This week I had the fortune to try some great Spanish wines. These wines, for the most part, really offer a lot to the consumer for the money.
Bodegas Lan Reserva 2004 Rijoa $23.95
Love it! This wine is from a region called Rioja.
Rioja is probably the most famous wine region in Spain (although other regions are now making their mark).
This wine is silky smooth (kind of how the Zohan likes his hair) with flavours of black plum, violet, licorice and a hint of smoke (this is actually just another way of saying that a wine has been aged in wood). This Lan Reserva has a really nice finish on top of all the other nice things going on. A great buy...actually, a must buy! This wine made #52 on Wine Spectator's Top 100 Wines (if you pay attention to these types of rating systems). This wine is mostly made of a grape variety called Tempranillo (a native grape of Spain, one that makes full-bodied wines). What does the word Reserva mean on a wine bottle? It depends where it's from. In some countries, it really has no "legal" meaning but for Spanish wines, it means that the wine has been aged for a minimum period of time (by law). The main age labels are Crianza, Reserva and Gran Reserva. These are just labeling terms given to wines to designate how much aging in wood and bottle they have received.
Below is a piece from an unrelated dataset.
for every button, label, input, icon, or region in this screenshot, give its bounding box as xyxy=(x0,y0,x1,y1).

Wines with a "Gran Reserva" label have been aged the longest before being released.
LCBO Vintages #42929
Pazo Pondal Leira Albarino 2007 $18.95
This wine was recommended to me by a product consultant at the local wine store (LCBO for us in Ontario) and I must say, I'm very happy that he did. I wanted to bring something to a small gathering that was unusual and that would show the diversity of the Spanish wine industry. This wine is from a region in northwest Spain called Rias Biaxas. The Albarino grape can thrive in this part of the country where the climate is cooler. This prevents the grapes from ripening too much and becoming flabby. They maintain their crispness.
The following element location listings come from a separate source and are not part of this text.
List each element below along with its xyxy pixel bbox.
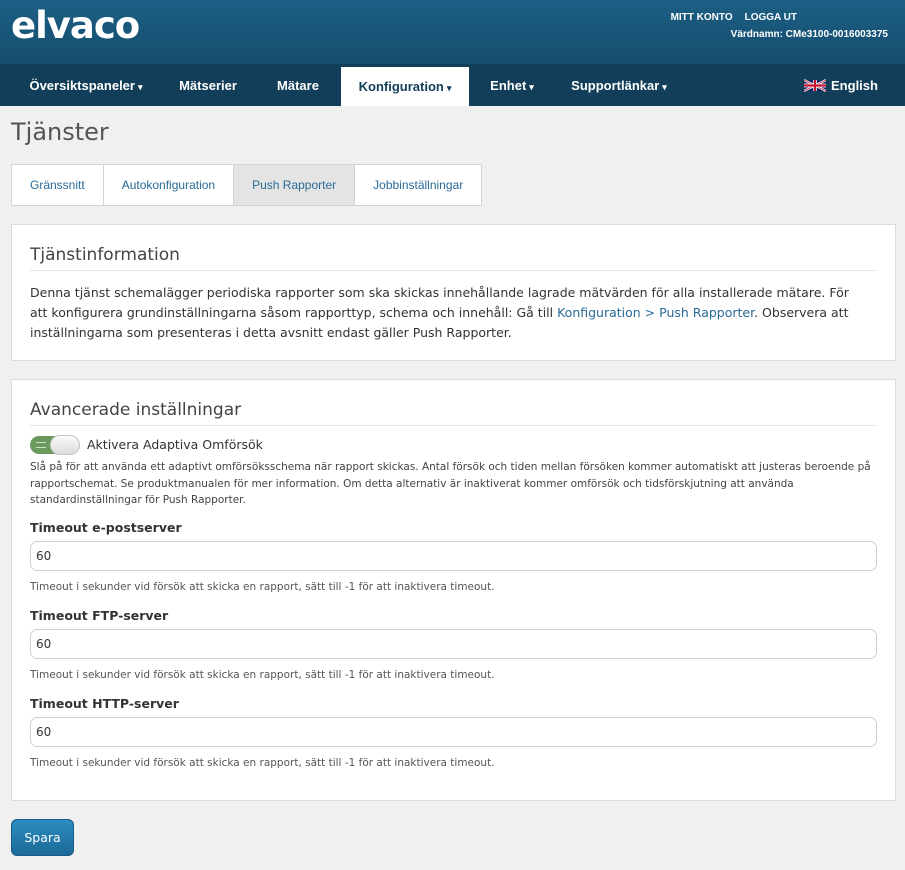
email-timeout-help: Timeout i sekunder vid försök att skicka… — [30, 581, 495, 593]
tab-interfaces[interactable]: Gränssnitt — [12, 165, 104, 205]
chevron-down-icon: ▾ — [662, 82, 667, 92]
nav-overview-panels[interactable]: Översiktspaneler ▾ — [16, 64, 156, 106]
ftp-timeout-label: Timeout FTP-server — [30, 608, 169, 623]
page-title: Tjänster — [11, 118, 109, 146]
divider — [30, 270, 877, 271]
toggle-help-text: Slå på för att använda ett adaptivt omfö… — [30, 461, 871, 506]
nav-label: Översiktspaneler — [29, 78, 135, 93]
nav-device[interactable]: Enhet ▾ — [480, 64, 544, 106]
nav-support-links[interactable]: Supportlänkar ▾ — [560, 64, 678, 106]
main-navbar: Översiktspaneler ▾ Mätserier Mätare Konfi… — [0, 64, 905, 106]
nav-configuration[interactable]: Konfiguration ▾ — [341, 67, 469, 106]
toggle-label: Aktivera Adaptiva Omförsök — [87, 437, 263, 452]
nav-label: Supportlänkar — [571, 78, 660, 93]
top-header: elvaco MITT KONTO LOGGA UT Värdnamn: CMe… — [0, 0, 905, 64]
info-text: Denna tjänst schemalägger periodiska rap… — [30, 283, 870, 343]
logout-link[interactable]: LOGGA UT — [745, 12, 797, 23]
advanced-heading: Avancerade inställningar — [30, 400, 242, 420]
save-button[interactable]: Spara — [11, 819, 74, 856]
nav-meters[interactable]: Mätare — [266, 64, 330, 106]
language-selector[interactable]: English — [796, 64, 886, 106]
service-tabs: Gränssnitt Autokonfiguration Push Rappor… — [11, 164, 483, 206]
chevron-down-icon: ▾ — [446, 83, 452, 93]
http-timeout-input[interactable] — [30, 717, 877, 747]
info-heading: Tjänstinformation — [30, 245, 180, 265]
uk-flag-icon — [804, 79, 827, 92]
ftp-timeout-input[interactable] — [30, 629, 877, 659]
http-timeout-label: Timeout HTTP-server — [30, 696, 179, 711]
toggle-on-indicator — [36, 442, 46, 448]
nav-label: Konfiguration — [358, 79, 444, 94]
advanced-settings-panel: Avancerade inställningar Aktivera Adapti… — [11, 379, 896, 801]
language-label: English — [831, 78, 878, 93]
http-timeout-help: Timeout i sekunder vid försök att skicka… — [30, 757, 495, 769]
service-info-panel: Tjänstinformation Denna tjänst schemaläg… — [11, 224, 896, 361]
tab-push-reports[interactable]: Push Rapporter — [234, 165, 356, 205]
hostname-label: Värdnamn: CMe3100-0016003375 — [730, 29, 888, 40]
config-push-reports-link[interactable]: Konfiguration > Push Rapporter — [557, 305, 754, 320]
chevron-down-icon: ▾ — [529, 82, 534, 92]
tab-autoconfiguration[interactable]: Autokonfiguration — [103, 165, 235, 205]
email-timeout-input[interactable] — [30, 541, 877, 571]
nav-meter-series[interactable]: Mätserier — [168, 64, 248, 106]
adaptive-retry-toggle[interactable] — [30, 435, 80, 455]
divider — [30, 425, 877, 426]
toggle-knob — [50, 435, 80, 455]
tab-job-settings[interactable]: Jobbinställningar — [355, 165, 482, 205]
ftp-timeout-help: Timeout i sekunder vid försök att skicka… — [30, 669, 495, 681]
my-account-link[interactable]: MITT KONTO — [671, 12, 733, 23]
elvaco-logo[interactable]: elvaco — [11, 6, 140, 46]
chevron-down-icon: ▾ — [137, 82, 143, 92]
nav-label: Enhet — [490, 78, 527, 93]
nav-label: Mätserier — [179, 78, 237, 93]
nav-label: Mätare — [277, 78, 319, 93]
email-timeout-label: Timeout e-postserver — [30, 520, 182, 535]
This wine has some nice acidity that makes your mouth water. Just don't drool on the linens. It was very crisp and had a flavours of citrus, pear and maybe some other stone fruit like peach. The finish was quite long so I was enjoying it well after it left my mouth (if you're still tasting the wine for a period of time after you've swallowed it, then it's a sign of a good-quality wine). I didn't have anything to eat with this wine since I drank it as an aperitif (does bread count?). I think this wine would go well with scallops or calamari. Serve it chilled but not too cold or you'll lose the aromas and flavours. I kept this one in the fridge all day at the office but took it out over an hour before drinking.